The Photoreaction of the Photoactive Yellow Protein Domain in the Light Sensor Histidine Kinase Ppr is Influenced by the C‐terminal Domains †

To study the role of the C‐terminal domains in the photocycle of a light sensor histidine kinase (Ppr) having a photoactive yellow protein (PYP) domain as the photosensor domain, we analyzed the photocycles of the PYP domain of Ppr (Ppr‐PYP) and full‐length Ppr. The gene fragment for Ppr‐PYP was expressed in Escherichia coli, and it was chemically reconstituted with p‐ coumaric acid; the full‐length gene of Ppr was coexpressed with tyrosine ammonia‐lyase and p ‐coumaric acid ligase for biosynthesis in cells. The light/dark difference spectra of Ppr‐PYP were pH sensitive.
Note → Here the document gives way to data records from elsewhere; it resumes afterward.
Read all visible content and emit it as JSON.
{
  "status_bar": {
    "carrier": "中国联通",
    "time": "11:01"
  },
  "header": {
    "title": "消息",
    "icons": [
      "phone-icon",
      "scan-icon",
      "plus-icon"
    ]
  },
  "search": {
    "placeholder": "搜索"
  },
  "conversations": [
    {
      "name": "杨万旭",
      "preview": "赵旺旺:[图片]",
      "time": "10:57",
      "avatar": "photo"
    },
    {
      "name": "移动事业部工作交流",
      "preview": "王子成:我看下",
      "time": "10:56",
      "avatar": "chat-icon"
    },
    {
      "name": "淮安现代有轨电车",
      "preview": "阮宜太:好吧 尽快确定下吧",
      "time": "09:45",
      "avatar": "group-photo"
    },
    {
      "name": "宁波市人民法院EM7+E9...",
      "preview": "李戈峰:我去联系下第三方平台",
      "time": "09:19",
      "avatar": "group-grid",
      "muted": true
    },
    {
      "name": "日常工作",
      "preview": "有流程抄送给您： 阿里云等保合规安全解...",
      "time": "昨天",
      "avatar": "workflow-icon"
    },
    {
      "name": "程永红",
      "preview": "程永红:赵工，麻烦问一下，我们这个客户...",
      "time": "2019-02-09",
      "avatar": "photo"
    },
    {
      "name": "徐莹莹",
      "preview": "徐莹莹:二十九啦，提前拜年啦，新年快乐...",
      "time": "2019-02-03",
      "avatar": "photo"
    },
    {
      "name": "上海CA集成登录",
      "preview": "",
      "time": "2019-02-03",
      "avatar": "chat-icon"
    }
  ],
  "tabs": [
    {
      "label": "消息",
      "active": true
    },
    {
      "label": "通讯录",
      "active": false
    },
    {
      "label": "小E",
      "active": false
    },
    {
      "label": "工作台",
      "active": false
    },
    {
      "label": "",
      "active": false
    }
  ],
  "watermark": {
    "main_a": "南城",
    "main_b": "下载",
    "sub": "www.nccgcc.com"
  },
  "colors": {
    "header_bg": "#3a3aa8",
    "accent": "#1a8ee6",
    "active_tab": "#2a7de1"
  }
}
They were represented as a linear combination of two independent difference spectra analogous to the PYP L /dark and PYP M /dark difference spectra of PYP from Halorhodospira halophila , suggesting that the pH dependence of the difference spectra is explained by the equilibrium shift between the PYP L ‐ and PYP M ‐like intermediates. The light/dark difference spectrum of Ppr showed the equilibrium shift toward PYP L compared with that of Ppr‐PYP. Kinetic measurements of the photocycles of Ppr and Ppr‐PYP revealed that the C‐terminal domains accelerate the recovery of the dark state. These observations suggest an interaction between the C‐terminal domains and the PYP domain during the photocycle, by which light signals captured by the PYP domain are transferred to the C‐terminal domains.